Friday, January 13, 2012

FRIDAY FOLLIES: Books on the move, Fallon's Bowie moment, and the return of Aslan

Yes, it's FRIDAY FOLLIES!  I know, it's been a while, and I keep getting requests to bring it back so here it is.   (Two requests so far, one of them a relative, but still. . .)   I have no explanation for why I've neglected it for so long.  I could say I just wasn't feeling it but that's so unprofessional.   My only regret is that I let so many good FF candidates slip by over the weeks.  But remember, it doesn't have to be Friday for things to get really oddball.  Check out my blog on the lesser-known candidate's debate in New Hampshire last week.  It's Here. That one's good for at least three or four FFs.

But today is Friday the 13th and I just felt I had to participate.  From Wikipedia: "The fear of Friday the 13th is called friggatriskaidekaphobia (Frigga being the name of the Norse goddess for whom "Friday" is named and triskaidekaphobia meaning fear of the number thirteen)."  It's that kind of day but it's really not as bad as you think.  On MSNBC this morning someone from CNBC actually looked up how many times the stock market closed higher on all of the Friday the 13ths since the stock market opened its doors and it turns out that it closed higher 56.7% of the time! (What a relief, huh?)

Closer to home, it's just eerie that yesterday (the day before Friday the 13th) I discovered that the building I was in had no 13th floor.  It was unnerving, to say the least.  I don't enter tall buildings very often anymore so I was shocked that I was that surprised, if even for a moment.  Of course!  I should have remembered that every self-respecting building in the world pretends the floor above the 12th is the 14th floor, cunningly avoiding the prospect of zombies lurking in the hallway preparing to murder any person foolish enough to agree to take a room on that frigging floor.

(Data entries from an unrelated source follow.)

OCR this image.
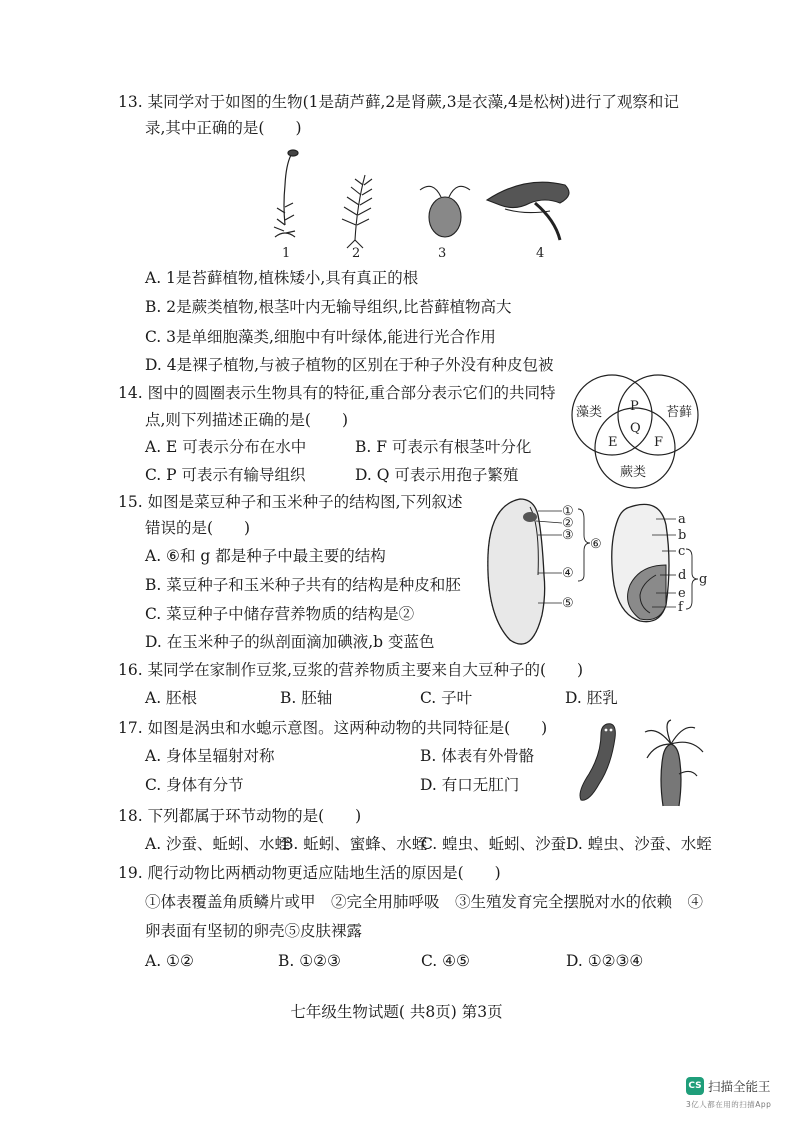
13. 某同学对于如图的生物(1是葫芦藓,2是肾蕨,3是衣藻,4是松树)进行了观察和记
录,其中正确的是(　　)
1	2	3	4
A. 1是苔藓植物,植株矮小,具有真正的根
B. 2是蕨类植物,根茎叶内无输导组织,比苔藓植物高大
C. 3是单细胞藻类,细胞中有叶绿体,能进行光合作用
D. 4是裸子植物,与被子植物的区别在于种子外没有种皮包被
14. 图中的圆圈表示生物具有的特征,重合部分表示它们的共同特
点,则下列描述正确的是(　　)
A. E 可表示分布在水中	B. F 可表示有根茎叶分化
C. P 可表示有输导组织	D. Q 可表示用孢子繁殖
藻类	苔藓
蕨类
P
Q
E	F
15. 如图是菜豆种子和玉米种子的结构图,下列叙述
错误的是(　　)
A. ⑥和 g 都是种子中最主要的结构
B. 菜豆种子和玉米种子共有的结构是种皮和胚
C. 菜豆种子中储存营养物质的结构是②
D. 在玉米种子的纵剖面滴加碘液,b 变蓝色
①
②
③
④
⑤
⑥
a
b
c
d
e
f
g
16. 某同学在家制作豆浆,豆浆的营养物质主要来自大豆种子的(　　)
A. 胚根	B. 胚轴	C. 子叶	D. 胚乳
17. 如图是涡虫和水螅示意图。这两种动物的共同特征是(　　)
A. 身体呈辐射对称	B. 体表有外骨骼
C. 身体有分节	D. 有口无肛门
18. 下列都属于环节动物的是(　　)
A. 沙蚕、蚯蚓、水蛭
B. 蚯蚓、蜜蜂、水蛭
C. 蝗虫、蚯蚓、沙蚕 D. 蝗虫、沙蚕、水蛭
19. 爬行动物比两栖动物更适应陆地生活的原因是(　　)
①体表覆盖角质鳞片或甲　②完全用肺呼吸　③生殖发育完全摆脱对水的依赖　④
卵表面有坚韧的卵壳⑤皮肤裸露
A. ①②	B. ①②③	C. ④⑤	D. ①②③④
七年级生物试题( 共8页) 第3页
CS 扫描全能王
3亿人都在用的扫描App
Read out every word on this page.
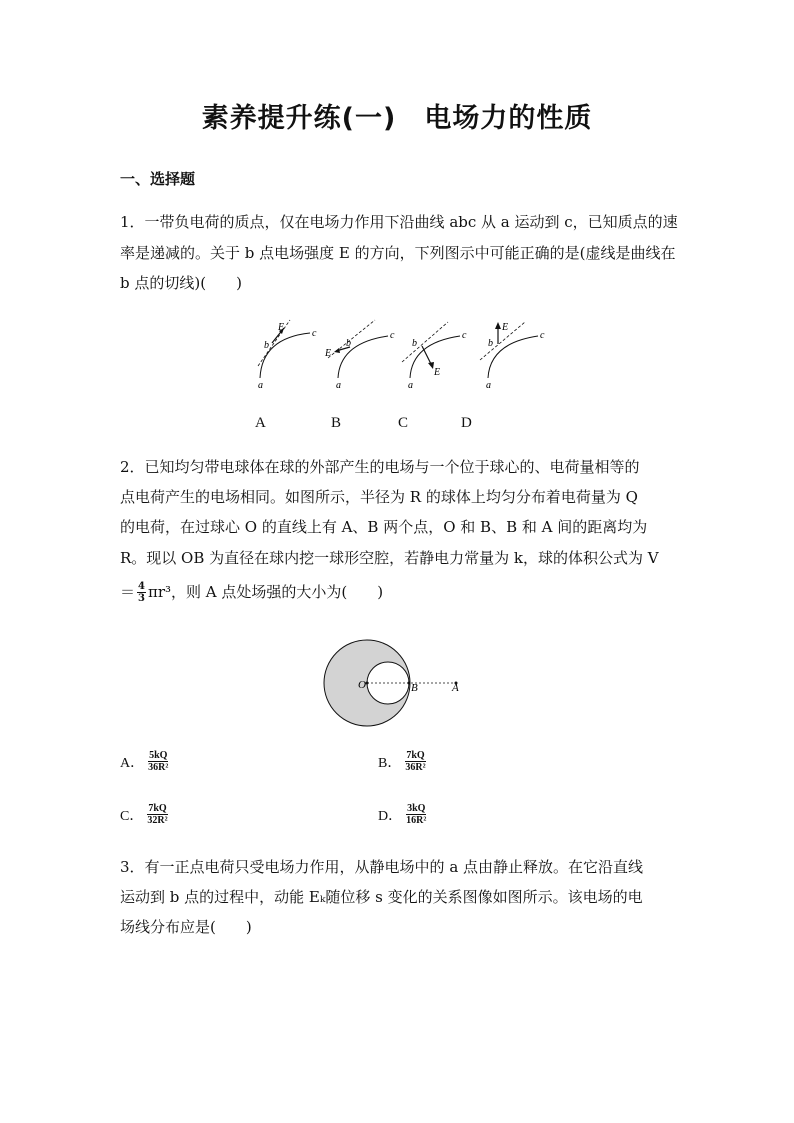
素养提升练(一)　电场力的性质
一、选择题
1．一带负电荷的质点，仅在电场力作用下沿曲线 abc 从 a 运动到 c，已知质点的速率是递减的。关于 b 点电场强度 E 的方向，下列图示中可能正确的是(虚线是曲线在 b 点的切线)(　　)
a
b
c
E
a
b
c
E
a
b
c
E
a
b
c
E
A	B	C	D
2．已知均匀带电球体在球的外部产生的电场与一个位于球心的、电荷量相等的
点电荷产生的电场相同。如图所示，半径为 R 的球体上均匀分布着电荷量为 Q
的电荷，在过球心 O 的直线上有 A、B 两个点，O 和 B、B 和 A 间的距离均为
R。现以 OB 为直径在球内挖一球形空腔，若静电力常量为 k，球的体积公式为 V
＝ $\frac{4}{3} \pi r^3$，则 A 点处场强的大小为(　　)
O	B	A
A． $\frac{5kQ}{\text{36R²}}$	B． $\frac{7kQ}{\text{36R²}}$
C． $\frac{7kQ}{\text{32R²}}$	D． $\frac{3kQ}{\text{16R²}}$
3．有一正点电荷只受电场力作用，从静电场中的 a 点由静止释放。在它沿直线
运动到 b 点的过程中，动能 Eₖ随位移 s 变化的关系图像如图所示。该电场的电
场线分布应是(　　)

On things politic, this little video from Our Peeps is pretty clever (The acting stinks, but I imagine they'll be working on that.):



Well, it's cute all right, but I'm not sure it's the best way to get the message out.  As hard as this is to hear, we might want to take lessons from the. . .the. . .the Chinese.  Yesterday, when an anxious Beijing crowd heard that their local Apple store wasn't going to be selling the new iPhone 4S as promised, they attacked the store with raw eggs, causing a riot and a dispatch from Reuters, and now you're reading it here.  That's how "viral" works.

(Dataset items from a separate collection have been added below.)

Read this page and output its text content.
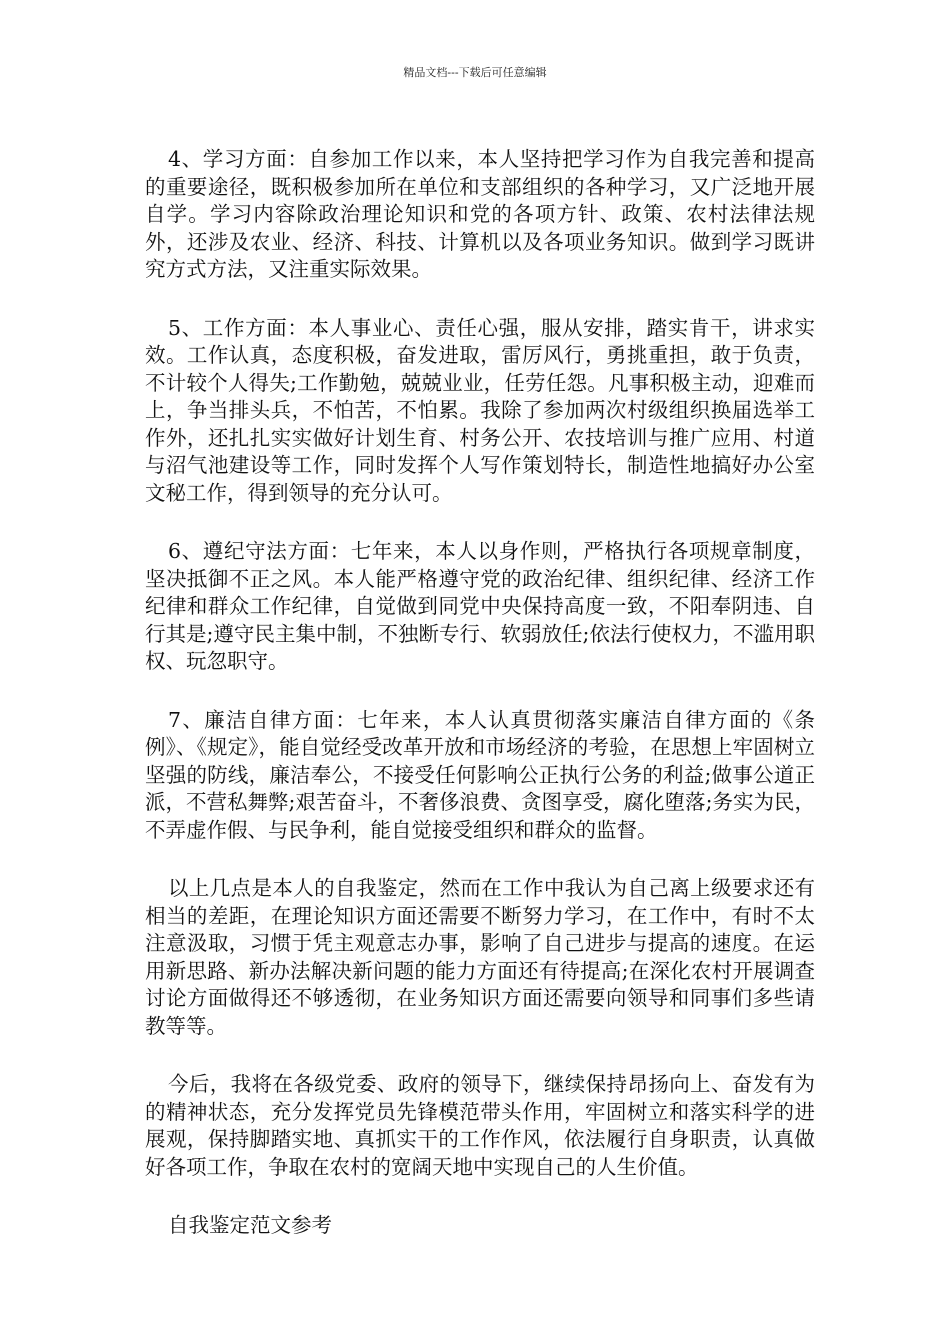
精品文档---下载后可任意编辑

4、学习方面：自参加工作以来，本人坚持把学习作为自我完善和提高的重要途径，既积极参加所在单位和支部组织的各种学习，又广泛地开展自学。学习内容除政治理论知识和党的各项方针、政策、农村法律法规外，还涉及农业、经济、科技、计算机以及各项业务知识。做到学习既讲究方式方法，又注重实际效果。

5、工作方面：本人事业心、责任心强，服从安排，踏实肯干，讲求实效。工作认真，态度积极，奋发进取，雷厉风行，勇挑重担，敢于负责，不计较个人得失;工作勤勉，兢兢业业，任劳任怨。凡事积极主动，迎难而上，争当排头兵，不怕苦，不怕累。我除了参加两次村级组织换届选举工作外，还扎扎实实做好计划生育、村务公开、农技培训与推广应用、村道与沼气池建设等工作，同时发挥个人写作策划特长，制造性地搞好办公室文秘工作，得到领导的充分认可。

6、遵纪守法方面：七年来，本人以身作则，严格执行各项规章制度，坚决抵御不正之风。本人能严格遵守党的政治纪律、组织纪律、经济工作纪律和群众工作纪律，自觉做到同党中央保持高度一致，不阳奉阴违、自行其是;遵守民主集中制，不独断专行、软弱放任;依法行使权力，不滥用职权、玩忽职守。

7、廉洁自律方面：七年来，本人认真贯彻落实廉洁自律方面的《条例》、《规定》，能自觉经受改革开放和市场经济的考验，在思想上牢固树立坚强的防线，廉洁奉公，不接受任何影响公正执行公务的利益;做事公道正派，不营私舞弊;艰苦奋斗，不奢侈浪费、贪图享受，腐化堕落;务实为民，不弄虚作假、与民争利，能自觉接受组织和群众的监督。

以上几点是本人的自我鉴定，然而在工作中我认为自己离上级要求还有相当的差距，在理论知识方面还需要不断努力学习，在工作中，有时不太注意汲取，习惯于凭主观意志办事，影响了自己进步与提高的速度。在运用新思路、新办法解决新问题的能力方面还有待提高;在深化农村开展调查讨论方面做得还不够透彻，在业务知识方面还需要向领导和同事们多些请教等等。

今后，我将在各级党委、政府的领导下，继续保持昂扬向上、奋发有为的精神状态，充分发挥党员先锋模范带头作用，牢固树立和落实科学的进展观，保持脚踏实地、真抓实干的工作作风，依法履行自身职责，认真做好各项工作，争取在农村的宽阔天地中实现自己的人生价值。

自我鉴定范文参考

Read the rest of the story here

Or you could dress up like David Bowie, I suppose, and do a pretty good imitation while skewering a certain football star who must really be feeling like a certain martyr by now:

(I had a video clip here but it has expired. Sorry. Click on link above.)

Those moments sublime:  There is a bookstore in Toronto called "Type".  It's one of those great independent bookstores that make you long for the old days when bookstores were cozy and the owners really liked having you there and if you didn't buy anything, that was okay, but if you did you had a good feeling knowing you were helping those lovely people keep the doors open.

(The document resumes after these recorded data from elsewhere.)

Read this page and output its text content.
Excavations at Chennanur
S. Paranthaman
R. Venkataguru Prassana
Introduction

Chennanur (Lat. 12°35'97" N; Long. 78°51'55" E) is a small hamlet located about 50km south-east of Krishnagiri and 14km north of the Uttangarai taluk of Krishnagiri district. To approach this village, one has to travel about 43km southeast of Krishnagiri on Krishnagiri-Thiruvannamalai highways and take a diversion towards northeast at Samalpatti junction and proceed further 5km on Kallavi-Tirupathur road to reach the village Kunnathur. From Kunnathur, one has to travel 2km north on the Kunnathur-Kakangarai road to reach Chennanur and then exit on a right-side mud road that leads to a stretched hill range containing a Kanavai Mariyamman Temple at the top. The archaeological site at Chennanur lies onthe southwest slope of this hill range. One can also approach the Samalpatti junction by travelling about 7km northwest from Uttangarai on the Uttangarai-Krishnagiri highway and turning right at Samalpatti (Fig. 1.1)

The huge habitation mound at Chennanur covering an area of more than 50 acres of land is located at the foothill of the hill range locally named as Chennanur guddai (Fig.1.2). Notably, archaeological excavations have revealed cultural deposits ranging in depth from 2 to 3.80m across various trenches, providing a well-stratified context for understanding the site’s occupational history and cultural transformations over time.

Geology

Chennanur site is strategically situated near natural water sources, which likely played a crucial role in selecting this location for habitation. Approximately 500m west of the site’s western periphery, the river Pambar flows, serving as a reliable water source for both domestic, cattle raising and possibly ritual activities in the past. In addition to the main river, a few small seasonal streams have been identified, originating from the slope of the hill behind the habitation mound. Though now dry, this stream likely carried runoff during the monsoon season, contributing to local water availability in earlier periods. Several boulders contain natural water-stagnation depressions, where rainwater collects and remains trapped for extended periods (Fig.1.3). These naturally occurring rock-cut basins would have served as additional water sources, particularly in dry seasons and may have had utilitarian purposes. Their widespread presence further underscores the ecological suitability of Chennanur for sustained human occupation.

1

 When I first saw the video gone viral called "The Joy of Books", a magical Fantasia-like happening in their store, I worried about the owners.  As great as that store looks, I wondered how it was that they had so much time on their hands they could do what they did here.  (Because time on your hands is what it would take to pull off this amazing video.)  But it turns out it was a project by local art director Sean Ohlenkamp, who had done this same thing on a much smaller scale with his own bookshelves at home.  Here's the backstory, if you want to know how it was done.  And here is Type's brilliant webpage, where you can watch it again in more comfortable surroundings.

(Confession:  I got a Kindle for Christmas and I love it for what it is.  What it isn't is a real live book.  I'm not at home so I can't tell my books how much I love them, but if they should happen to get wind of the new addition (not anything like an edition), I want to assure them they will always come first in my heart.)

Those moments sublime #2:




Watch the video as a little girl stares down a lion at New Zealand's Wellington Zoo.  In the comments there were those of course who were outraged that a parent would keep on filming when their child is obviously being threatened by a giant lion, but others saw it differently (I'm with BB):

Dee in New Zealand wrote:  "What an annoying life, kids knocking on your windows and people staring into your lounge."

But BB in Hampshire totally got it:  "Doesn't she know the story? its Aslan needing help in Narnia again."